June isn’t just the start of summer, it’s a key fiscal checkpoint for SLG and a strategic inflection point for government marketing teams. With June 30th marking the end of the SLG buying calendar and the federal fiscal year racing toward September 30th, Q3 efforts play a critical role in shaping this year’s outcomes and setting up next year for success.    

So, now is the time to revisit GTM strategies, validate messaging, and ensure your teams are equipped with the tools needed to convert interest into action. It’s not about resetting, it’s a recalibration. 

Here are five strategic areas we think are worth using to evaluate your progress mid-year: 

  1. Are value propositions aligned with current agency priorities?

This year has been a lesson in extreme market dynamics and agility.  In most cases, the campaigns you led with in Q1 no longer reflect current realities, or have had messaging, content or activity band-aids to get you through the waves of H1 turbulence.   

The market twists and turns have largely settled out, and we’re all getting a handle on the rhythms. This is a good time to conduct a messaging audit to firm up your messaging for the back-half of the year.  By putting the energy and focus on well-crafted messages and value-pain matchups during the summer months you’ll get a sense of which messages are resonating and which need overhauling, putting you ahead of the fall planning cycle.  Recent agency updates, public budget documentation, or newly launched programs can all help shape a refreshed value proposition that speaks directly to the current moment.   

  1. Are personas and journeys grounded in today’s buying landscape?

In the federal civilian market especially, the turnover among government program leads and decision-makers has resulted in shifts in mandates and buying priorities.  Have your personas kept up?  The GovBuyer’s Journey has also shifted and in many cases dramatically condensed. Have your journey layouts been updated? 

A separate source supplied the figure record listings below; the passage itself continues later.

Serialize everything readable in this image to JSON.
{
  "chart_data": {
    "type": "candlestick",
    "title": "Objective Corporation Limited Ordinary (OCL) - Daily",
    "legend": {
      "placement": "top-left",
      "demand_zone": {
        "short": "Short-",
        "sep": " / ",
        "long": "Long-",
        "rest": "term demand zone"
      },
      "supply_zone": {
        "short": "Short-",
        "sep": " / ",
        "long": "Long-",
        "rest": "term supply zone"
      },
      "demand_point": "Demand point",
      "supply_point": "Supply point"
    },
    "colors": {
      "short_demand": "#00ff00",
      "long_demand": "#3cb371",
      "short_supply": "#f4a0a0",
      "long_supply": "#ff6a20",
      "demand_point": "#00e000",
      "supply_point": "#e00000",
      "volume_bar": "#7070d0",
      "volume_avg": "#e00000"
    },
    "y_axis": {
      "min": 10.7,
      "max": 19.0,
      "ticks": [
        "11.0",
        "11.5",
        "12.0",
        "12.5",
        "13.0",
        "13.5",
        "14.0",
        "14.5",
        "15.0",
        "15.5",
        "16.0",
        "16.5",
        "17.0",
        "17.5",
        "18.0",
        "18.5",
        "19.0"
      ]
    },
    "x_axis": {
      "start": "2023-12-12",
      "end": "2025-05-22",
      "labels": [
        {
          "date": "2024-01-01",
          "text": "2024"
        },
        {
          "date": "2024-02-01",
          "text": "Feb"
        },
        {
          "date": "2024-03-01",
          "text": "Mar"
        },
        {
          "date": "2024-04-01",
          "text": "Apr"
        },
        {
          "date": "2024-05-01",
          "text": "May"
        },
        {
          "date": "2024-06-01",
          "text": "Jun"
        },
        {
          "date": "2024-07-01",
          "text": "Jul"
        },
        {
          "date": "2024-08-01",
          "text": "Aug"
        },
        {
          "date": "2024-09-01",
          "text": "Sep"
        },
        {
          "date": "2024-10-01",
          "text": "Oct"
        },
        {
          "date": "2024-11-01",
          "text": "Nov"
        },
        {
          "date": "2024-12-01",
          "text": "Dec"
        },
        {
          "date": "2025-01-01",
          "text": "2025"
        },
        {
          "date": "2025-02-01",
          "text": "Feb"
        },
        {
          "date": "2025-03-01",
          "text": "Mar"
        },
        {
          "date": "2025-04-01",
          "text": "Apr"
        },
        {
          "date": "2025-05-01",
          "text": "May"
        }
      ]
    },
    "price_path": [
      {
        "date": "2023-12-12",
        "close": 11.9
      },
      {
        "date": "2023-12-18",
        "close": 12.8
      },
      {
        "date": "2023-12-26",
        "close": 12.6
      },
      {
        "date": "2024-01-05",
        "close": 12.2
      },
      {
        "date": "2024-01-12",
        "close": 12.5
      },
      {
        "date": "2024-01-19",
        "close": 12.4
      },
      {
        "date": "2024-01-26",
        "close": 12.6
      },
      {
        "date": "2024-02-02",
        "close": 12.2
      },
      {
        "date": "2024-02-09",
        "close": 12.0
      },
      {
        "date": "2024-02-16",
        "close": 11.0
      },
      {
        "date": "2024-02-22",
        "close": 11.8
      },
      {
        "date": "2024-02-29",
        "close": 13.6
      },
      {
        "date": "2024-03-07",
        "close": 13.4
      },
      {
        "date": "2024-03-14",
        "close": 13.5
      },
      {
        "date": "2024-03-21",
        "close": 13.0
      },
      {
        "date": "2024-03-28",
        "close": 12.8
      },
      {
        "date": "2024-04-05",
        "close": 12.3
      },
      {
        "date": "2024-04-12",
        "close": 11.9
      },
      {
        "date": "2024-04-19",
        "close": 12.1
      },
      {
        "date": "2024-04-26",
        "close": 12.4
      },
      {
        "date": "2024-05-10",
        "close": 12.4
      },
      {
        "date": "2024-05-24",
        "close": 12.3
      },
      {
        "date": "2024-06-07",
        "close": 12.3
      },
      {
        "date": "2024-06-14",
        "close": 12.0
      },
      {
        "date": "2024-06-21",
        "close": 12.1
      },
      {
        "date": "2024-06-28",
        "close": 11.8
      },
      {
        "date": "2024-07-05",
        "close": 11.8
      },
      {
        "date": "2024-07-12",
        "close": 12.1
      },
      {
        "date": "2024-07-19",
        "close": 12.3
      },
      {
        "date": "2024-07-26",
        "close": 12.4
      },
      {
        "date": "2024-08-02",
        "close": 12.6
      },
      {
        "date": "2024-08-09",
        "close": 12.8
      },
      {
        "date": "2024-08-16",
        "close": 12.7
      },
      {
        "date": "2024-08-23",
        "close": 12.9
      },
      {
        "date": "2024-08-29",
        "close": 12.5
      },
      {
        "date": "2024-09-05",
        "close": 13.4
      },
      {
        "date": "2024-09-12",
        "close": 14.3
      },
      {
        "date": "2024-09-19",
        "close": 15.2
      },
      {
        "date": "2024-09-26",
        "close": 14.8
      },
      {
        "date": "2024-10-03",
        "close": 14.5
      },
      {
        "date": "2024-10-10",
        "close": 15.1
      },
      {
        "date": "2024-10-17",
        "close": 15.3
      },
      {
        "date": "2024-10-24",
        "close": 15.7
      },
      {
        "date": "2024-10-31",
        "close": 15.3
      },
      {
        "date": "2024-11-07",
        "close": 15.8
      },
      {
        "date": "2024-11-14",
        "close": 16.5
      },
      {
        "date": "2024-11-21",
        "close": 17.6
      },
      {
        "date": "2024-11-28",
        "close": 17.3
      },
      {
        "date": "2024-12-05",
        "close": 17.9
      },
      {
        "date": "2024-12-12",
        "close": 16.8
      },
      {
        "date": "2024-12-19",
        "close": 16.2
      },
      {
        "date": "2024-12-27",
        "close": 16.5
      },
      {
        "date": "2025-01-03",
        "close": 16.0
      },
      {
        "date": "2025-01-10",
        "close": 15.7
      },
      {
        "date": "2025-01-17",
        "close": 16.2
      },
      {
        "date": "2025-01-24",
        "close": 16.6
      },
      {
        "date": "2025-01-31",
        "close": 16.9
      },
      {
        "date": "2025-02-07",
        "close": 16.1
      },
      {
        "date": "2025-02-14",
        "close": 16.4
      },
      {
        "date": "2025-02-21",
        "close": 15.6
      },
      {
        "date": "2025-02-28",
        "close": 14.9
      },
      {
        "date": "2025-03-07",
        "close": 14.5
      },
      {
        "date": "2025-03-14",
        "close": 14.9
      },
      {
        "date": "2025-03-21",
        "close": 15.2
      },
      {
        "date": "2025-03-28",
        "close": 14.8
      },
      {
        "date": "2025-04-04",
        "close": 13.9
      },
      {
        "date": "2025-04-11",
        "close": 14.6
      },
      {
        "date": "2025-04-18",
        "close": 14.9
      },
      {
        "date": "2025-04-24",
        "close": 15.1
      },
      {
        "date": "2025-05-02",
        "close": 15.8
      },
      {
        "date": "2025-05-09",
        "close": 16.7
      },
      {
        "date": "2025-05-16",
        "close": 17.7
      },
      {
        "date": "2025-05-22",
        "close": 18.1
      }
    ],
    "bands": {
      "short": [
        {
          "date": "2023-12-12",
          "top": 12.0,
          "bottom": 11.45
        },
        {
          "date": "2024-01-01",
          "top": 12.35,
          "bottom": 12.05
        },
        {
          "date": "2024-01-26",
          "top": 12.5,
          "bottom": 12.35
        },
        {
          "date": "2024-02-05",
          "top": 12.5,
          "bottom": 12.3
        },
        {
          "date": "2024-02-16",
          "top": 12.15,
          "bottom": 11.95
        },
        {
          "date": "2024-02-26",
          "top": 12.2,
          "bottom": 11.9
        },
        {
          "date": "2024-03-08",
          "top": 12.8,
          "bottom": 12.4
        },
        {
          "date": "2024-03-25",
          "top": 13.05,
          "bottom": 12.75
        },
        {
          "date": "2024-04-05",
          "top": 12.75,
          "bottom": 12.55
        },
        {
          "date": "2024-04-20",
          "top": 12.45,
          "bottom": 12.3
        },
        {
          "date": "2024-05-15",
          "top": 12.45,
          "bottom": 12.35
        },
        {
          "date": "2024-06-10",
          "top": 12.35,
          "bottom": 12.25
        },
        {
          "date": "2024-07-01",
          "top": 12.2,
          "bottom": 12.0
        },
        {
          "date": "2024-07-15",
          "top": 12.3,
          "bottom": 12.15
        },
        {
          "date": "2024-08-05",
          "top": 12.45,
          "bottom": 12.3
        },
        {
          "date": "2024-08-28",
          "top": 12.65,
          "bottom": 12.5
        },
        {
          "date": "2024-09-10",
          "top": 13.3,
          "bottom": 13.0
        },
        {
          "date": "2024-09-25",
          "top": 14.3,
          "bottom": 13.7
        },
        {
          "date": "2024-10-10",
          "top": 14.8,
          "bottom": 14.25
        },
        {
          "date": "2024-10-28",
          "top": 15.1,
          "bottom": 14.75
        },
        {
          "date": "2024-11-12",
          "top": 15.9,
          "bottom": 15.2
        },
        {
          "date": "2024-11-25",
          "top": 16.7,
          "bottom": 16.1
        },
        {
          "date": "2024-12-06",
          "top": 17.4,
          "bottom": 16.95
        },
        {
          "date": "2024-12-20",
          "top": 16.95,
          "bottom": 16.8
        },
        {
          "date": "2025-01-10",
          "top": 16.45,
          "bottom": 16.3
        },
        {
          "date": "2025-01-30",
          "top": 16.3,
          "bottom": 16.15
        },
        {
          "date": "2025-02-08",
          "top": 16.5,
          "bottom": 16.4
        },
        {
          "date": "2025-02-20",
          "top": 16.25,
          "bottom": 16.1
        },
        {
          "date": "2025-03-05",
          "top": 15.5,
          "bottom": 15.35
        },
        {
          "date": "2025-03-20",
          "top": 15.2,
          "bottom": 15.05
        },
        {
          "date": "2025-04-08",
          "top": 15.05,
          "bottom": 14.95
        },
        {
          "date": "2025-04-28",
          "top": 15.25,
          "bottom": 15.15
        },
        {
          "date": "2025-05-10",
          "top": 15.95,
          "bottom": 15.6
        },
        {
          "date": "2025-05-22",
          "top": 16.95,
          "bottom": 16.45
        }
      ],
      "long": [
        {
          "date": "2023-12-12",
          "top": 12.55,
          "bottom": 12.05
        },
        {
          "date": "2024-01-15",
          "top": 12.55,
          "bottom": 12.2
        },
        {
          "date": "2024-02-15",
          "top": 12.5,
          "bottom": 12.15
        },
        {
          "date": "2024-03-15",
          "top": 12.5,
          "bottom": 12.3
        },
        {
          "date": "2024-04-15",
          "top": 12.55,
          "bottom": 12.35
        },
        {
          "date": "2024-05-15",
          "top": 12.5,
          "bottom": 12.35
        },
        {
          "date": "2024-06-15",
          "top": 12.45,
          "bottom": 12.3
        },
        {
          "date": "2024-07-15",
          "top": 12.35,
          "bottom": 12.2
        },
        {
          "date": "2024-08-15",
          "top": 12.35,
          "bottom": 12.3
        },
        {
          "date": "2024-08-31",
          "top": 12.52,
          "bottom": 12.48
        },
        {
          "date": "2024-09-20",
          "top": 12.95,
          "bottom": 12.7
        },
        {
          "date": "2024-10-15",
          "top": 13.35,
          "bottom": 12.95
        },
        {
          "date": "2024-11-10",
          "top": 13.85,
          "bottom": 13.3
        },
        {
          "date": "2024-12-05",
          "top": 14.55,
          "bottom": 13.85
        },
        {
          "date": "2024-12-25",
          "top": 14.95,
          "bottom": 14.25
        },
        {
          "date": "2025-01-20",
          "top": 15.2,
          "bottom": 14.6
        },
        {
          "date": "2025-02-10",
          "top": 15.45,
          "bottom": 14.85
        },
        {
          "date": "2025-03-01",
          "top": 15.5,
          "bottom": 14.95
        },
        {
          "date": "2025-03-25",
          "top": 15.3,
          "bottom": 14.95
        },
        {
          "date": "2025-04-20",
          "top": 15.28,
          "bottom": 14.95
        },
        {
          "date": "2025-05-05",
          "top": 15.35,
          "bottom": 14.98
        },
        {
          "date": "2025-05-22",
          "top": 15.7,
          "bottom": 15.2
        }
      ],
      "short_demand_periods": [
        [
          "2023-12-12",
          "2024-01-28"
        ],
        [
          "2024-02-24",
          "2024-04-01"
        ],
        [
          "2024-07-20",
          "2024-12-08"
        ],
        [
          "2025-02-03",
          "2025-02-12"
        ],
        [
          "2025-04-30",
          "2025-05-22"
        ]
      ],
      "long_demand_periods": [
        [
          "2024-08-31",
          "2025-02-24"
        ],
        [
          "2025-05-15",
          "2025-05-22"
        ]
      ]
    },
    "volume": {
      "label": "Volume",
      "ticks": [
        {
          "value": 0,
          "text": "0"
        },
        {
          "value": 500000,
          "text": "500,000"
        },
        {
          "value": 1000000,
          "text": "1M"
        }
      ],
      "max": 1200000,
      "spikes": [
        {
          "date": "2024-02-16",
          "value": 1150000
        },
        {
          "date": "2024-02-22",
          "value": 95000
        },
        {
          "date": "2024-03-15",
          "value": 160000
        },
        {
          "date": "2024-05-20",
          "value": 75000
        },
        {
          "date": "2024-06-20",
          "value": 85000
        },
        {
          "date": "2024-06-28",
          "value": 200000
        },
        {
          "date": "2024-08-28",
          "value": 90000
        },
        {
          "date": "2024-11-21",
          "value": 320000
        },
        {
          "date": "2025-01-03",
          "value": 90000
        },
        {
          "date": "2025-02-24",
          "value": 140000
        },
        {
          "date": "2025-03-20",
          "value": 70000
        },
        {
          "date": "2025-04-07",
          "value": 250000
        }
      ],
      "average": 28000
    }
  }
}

Ensuring campaign content aligns with current GovBuyers at every stage of the journey improves resonance and conversion.  We like August for this kind of activity. It’s naturally a bit slower and there is more time for the deep thinking that revalidating target personas and buying journeys requires. Tools like updated org charts, funding announcements, RFPs, and government leadership updates can provide critical insights – but your sales teams will also be very helpful here as well. 

  1. Are campaigns generating real pipeline growth, or just adding to the database?

Mid-year is also an ideal time to evaluate what’s creating meaningful engagement. Opens and clicks provide some signals, but they don’t always indicate momentum. It’s helpful to understand which efforts aren’t driving movement so they can be scaled back to free up additional resources for what’s working.   

Take a look at the long-tail metrics that reveal H1 pipeline impact: discovery meetings scheduled, sales conversations influenced, and new contacts generated within priority accounts.  AI can lend a hand here and make this less cumbersome.   

But don’t just let the spreadsheets and technology do all the talking.  Have discussions with your SDR leads and trusted sales teammates.  Their anecdotal evidence will often give you early insight into agency and market trends that will help you place a few well-timed bets and pilots in H2 that can be measured in time for FY26 full-scale deployment. 

  1. Are content and tools aligned with today’s buying environment?

As buying cycles shift and agency priorities evolve, marketing content and sales enablement tools must also keep pace. Outdated assets – including pitch decks, thought leadership pieces, nurture flows, or campaign messaging – can slow momentum and stall conversations. 

Q3 presents an opportunity to audit and begin refresh on your content ecosystem.  It will most likely take you into Q4, but you’ll exit with content aligned with specific agency missions, current funding realities, and evolving procurement behaviors.  It’s a powerhouse setup that will deliver better support for awareness-stage engagement and late-stage deal acceleration. 

  1. Is the funnel truly advancing, or are leads stalled in early stages?

A mid-year review of funnel progression can reveal where leads are slowing and identify opportunities for creative end-of-year public sector marketing campaigns and program activity.  This is where ABM can really shine.  It’s also where you’ll understand whether the journey assumptions you made are holding true.  Knowing if CTAs are misaligned with buying stages, or nurture content isn’t reflecting procurement timing, resolving friction points is critical to maintaining your KPIs. 

Tracking funnel velocity, not just volume, provides visibility into which efforts need refinement. Refining journeys based on where buyers truly are can accelerate movement and improve outcomes heading into Q4. It also gives you a set of gears to work into your H1FY26 planning. 

Q3 is the proving ground. Q4 is the performance. 

Strong fiscal year closeouts don’t begin September or October. They’re built on the thoughtful adjustments and refinements made earlier – especially during Q3. By focusing on message alignment, buyer insight validation, content optimization, and sales readiness, government marketing teams can position themselves and their sales counterparts for real results in Q4. 

With market volatility beginning to stabilize and priorities becoming clearer, this mid-year moment is an opportunity to sharpen strategies and elevate execution. A well-prepared Q3 makes it easier to enter the final stretch with confidence, clarity, and momentum.